The Doctors' Tic



In the beginning, when I was starting out with one on one therapy sessions in a polyclinical setting, I lived in abject fear of being put on the spot for some clever feedback. I felt the patient was waiting for a one-liner that would summarize all of their problems and provide the solutions to them in one big swoop. Just like in the movies. I felt pressure to provide something that would give immediate relief, something the patients could hold in their hand on their way out. Then I would be able to check it off my list, like the neurotic overachievers we doctors all are. I would sort of rush through the patient history questionnaires apologetically (in psychiatry it does go on rather). It felt wrong to ask so many questions; as if I hadn't payed proper attention to begin with. I sat tensely at the edge of my seat, ready to swerve any expectation I couldn't meet, and often went into long tirades of psychoeducation to prove myself. I would be only too happy to prescribe antidepressant medication, and if not effective, another type, another class and maybe also a sleeping aid to match. I wish that these were just the machinations of a rookie resident, but my actions were always closely supervised.

Only in my second year of the psychotherapy degree did something happen that really changed this way of working. A lecturer told us, that as doctors we have an innate problem. Our first impulse is automatically to "treat, prescribe, act!" We had to practice leaning back and getting a full picture. Here, the psychologists had an advantage over us, he said, they are very good at this. A thorough anamnesis, a patient history often hides the answer. I went back to to my therapy room, all motivation, I was going to lean back, come what may. I asked probing and intrusive questions, but told myself that this was not a social call. And what resulted was a really good conversation. In addition, it turns out that patients are rather relived, not just by being asked a lot of questions, but by being asked the awkward ones; it's information they would never reveal unprovoked. For example, in casual conversation one would never ask someone how their libido is, as this would cause severe situational discomfort. But if someone is depressed and struggling with their sexual life, this is an important diagnostic indicator, and asking about it creates an almost palpable sense of relief - finally they are able to talk about something troubling them. After all, if the talking is supposed to be the medicine - isn't it meant to feel a little unpleasant? 
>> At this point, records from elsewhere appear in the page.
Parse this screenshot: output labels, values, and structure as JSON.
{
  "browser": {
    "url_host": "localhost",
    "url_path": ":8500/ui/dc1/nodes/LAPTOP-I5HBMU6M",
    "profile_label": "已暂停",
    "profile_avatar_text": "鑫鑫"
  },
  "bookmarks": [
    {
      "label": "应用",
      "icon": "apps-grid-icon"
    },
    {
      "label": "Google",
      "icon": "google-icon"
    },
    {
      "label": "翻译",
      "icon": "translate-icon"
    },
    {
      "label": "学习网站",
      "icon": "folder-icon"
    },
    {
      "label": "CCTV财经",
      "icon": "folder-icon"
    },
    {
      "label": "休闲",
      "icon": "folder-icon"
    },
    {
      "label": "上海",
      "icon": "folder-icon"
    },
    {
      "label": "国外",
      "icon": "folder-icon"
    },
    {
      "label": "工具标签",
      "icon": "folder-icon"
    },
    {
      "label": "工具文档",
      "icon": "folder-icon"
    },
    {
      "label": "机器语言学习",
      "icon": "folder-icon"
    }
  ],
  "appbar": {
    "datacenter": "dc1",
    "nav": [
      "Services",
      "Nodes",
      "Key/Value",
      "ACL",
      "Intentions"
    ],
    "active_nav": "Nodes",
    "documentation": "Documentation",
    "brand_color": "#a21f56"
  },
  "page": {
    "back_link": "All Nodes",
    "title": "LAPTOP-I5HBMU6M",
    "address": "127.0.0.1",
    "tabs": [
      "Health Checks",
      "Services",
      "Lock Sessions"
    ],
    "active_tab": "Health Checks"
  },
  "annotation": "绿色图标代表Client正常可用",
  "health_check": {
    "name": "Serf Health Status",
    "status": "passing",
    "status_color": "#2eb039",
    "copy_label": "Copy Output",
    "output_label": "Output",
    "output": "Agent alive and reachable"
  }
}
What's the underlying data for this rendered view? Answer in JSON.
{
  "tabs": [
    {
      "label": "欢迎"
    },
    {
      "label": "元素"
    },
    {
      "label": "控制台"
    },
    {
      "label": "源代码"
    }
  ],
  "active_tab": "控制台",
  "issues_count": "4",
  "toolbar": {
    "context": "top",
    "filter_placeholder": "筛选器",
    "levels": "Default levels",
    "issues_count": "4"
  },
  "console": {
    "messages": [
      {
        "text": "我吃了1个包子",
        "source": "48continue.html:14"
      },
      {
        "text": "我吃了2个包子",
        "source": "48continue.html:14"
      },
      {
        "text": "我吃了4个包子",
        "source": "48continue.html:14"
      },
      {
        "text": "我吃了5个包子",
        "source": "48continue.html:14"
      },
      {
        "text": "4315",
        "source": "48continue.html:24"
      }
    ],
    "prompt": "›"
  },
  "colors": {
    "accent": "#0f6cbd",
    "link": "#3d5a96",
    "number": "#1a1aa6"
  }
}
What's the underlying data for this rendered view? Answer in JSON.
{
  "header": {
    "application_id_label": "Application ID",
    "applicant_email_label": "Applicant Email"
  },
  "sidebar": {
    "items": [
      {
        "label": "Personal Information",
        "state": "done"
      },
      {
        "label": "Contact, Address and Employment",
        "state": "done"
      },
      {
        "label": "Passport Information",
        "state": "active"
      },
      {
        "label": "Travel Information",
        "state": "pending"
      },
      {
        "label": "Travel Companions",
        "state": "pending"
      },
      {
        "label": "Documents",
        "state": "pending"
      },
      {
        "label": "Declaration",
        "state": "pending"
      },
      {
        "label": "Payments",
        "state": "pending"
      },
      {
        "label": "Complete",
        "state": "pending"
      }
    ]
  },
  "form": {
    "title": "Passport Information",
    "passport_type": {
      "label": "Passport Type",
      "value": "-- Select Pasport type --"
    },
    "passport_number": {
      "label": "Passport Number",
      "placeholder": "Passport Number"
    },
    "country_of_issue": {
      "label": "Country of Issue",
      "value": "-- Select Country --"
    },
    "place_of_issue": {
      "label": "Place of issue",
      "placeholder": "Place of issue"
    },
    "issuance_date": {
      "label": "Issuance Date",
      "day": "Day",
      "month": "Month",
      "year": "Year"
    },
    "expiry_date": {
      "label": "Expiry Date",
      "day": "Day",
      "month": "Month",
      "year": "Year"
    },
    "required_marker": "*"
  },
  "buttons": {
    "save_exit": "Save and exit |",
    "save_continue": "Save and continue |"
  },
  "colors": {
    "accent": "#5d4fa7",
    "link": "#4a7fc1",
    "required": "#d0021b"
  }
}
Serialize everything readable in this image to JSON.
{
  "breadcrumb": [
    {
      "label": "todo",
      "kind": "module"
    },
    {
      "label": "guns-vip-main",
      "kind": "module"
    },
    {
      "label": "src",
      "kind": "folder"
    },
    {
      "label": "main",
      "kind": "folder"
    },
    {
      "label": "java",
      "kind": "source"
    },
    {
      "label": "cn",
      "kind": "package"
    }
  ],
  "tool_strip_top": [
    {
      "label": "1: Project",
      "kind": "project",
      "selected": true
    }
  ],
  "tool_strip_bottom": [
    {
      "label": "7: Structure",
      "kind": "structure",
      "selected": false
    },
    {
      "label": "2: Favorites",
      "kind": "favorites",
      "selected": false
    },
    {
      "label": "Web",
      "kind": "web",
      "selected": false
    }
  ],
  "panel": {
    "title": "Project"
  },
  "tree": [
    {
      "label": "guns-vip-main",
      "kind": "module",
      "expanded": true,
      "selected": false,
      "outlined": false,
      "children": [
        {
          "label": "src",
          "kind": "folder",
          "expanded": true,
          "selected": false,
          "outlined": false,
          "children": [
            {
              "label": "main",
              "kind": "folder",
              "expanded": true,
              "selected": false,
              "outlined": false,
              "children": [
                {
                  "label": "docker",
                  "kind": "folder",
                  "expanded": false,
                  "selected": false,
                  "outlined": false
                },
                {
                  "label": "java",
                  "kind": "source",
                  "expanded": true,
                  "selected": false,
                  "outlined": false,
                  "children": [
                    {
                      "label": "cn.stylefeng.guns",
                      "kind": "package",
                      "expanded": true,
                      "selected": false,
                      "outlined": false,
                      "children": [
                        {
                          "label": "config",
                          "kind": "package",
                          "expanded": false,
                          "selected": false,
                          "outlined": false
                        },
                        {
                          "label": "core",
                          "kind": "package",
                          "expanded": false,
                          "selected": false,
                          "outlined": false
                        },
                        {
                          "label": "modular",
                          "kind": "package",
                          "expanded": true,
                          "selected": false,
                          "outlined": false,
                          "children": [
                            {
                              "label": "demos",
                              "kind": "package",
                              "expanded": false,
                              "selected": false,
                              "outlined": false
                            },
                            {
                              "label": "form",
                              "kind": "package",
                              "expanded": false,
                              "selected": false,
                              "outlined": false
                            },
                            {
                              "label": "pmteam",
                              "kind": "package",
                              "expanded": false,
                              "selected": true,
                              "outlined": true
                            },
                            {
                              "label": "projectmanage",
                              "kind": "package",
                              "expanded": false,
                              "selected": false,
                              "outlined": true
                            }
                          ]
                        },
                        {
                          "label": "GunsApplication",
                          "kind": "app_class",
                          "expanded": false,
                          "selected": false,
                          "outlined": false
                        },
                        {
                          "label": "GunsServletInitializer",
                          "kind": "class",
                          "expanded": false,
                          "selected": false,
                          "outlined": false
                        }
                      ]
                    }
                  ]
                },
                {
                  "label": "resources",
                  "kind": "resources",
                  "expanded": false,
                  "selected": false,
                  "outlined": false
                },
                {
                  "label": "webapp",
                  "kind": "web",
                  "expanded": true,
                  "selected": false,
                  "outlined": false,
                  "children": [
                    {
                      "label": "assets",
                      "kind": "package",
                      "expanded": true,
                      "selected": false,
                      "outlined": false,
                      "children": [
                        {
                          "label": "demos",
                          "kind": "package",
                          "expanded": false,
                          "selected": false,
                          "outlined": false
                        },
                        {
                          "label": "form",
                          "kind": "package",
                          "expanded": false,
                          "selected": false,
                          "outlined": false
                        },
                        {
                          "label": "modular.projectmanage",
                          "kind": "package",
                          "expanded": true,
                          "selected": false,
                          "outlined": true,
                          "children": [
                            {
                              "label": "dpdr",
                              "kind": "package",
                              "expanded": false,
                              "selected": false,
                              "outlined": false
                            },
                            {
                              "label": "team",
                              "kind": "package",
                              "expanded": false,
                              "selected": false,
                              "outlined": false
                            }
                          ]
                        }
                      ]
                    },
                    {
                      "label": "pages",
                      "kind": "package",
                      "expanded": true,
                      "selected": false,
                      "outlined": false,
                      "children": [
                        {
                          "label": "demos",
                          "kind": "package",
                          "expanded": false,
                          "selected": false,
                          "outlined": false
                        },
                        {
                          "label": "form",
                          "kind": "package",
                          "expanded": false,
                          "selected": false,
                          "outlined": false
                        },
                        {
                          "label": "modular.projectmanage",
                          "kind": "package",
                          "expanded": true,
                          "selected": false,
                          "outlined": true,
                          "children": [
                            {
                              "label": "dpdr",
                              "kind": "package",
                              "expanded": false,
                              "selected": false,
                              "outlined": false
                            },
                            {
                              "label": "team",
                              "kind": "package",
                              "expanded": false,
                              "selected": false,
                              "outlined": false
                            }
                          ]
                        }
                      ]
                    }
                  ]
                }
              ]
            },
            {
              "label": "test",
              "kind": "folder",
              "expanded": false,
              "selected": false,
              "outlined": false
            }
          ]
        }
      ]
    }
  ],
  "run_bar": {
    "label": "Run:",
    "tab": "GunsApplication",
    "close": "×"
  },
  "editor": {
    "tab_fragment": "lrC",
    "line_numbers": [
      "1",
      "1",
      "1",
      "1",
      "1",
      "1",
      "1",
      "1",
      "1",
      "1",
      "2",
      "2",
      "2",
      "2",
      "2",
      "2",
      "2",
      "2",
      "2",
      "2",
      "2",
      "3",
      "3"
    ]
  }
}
Furthermore, many physicians tools are counterproductive to the psychotherapeutic goals. 
For example, a person suffering from anxieties should be encouraged to face their fears with you in order to become braver, not be given tranquilizing medication. In the same vein, a depressed, isolated patient should be given structure, regular exercise and frequent consultations, not merely sick-leave and a random one-size-fits-all antidepressant. Learning to view these tools as such, helped me discern when to don the "therapist hat" instead of the "doctor hat".
  
I learned this the hard way, because in Switzerland, all the psychologist and resident doctors have to go together to an external supervisor (a Guru if you will) and present cases or patients they're struggling with. This was terrifying and awful, and incredibly helpful in the end. It took me a full year of these weekly torture sessions before any realizations set it.  And I was amazed to see, that it was sort of the same message I'd received from the "leaning back"- lecturer. I would present the case, list the medical interventions I'd tried, and the clever methods I had learned from books, but say the therapy wouldn't progress no matter what I did. Every time I finished, the Guru would ask me a simple question about the patients relationship to a family member, or dig into an incident in the patients life that I had judged insignificant at the time and not investigated further. Ever time I hung my head, and had to - tomato-faced -  tell him I didn't know this piece of information. After a second of judging silence, he would tell me to go back and do the anamnesis again and come next time. And that would without fail get me unstuck. I think what I learned through these experiences, is that people come to us, not because of some debunked neurotransmitter unbalance that responds to medication, but because life is hard and awful things happen to them.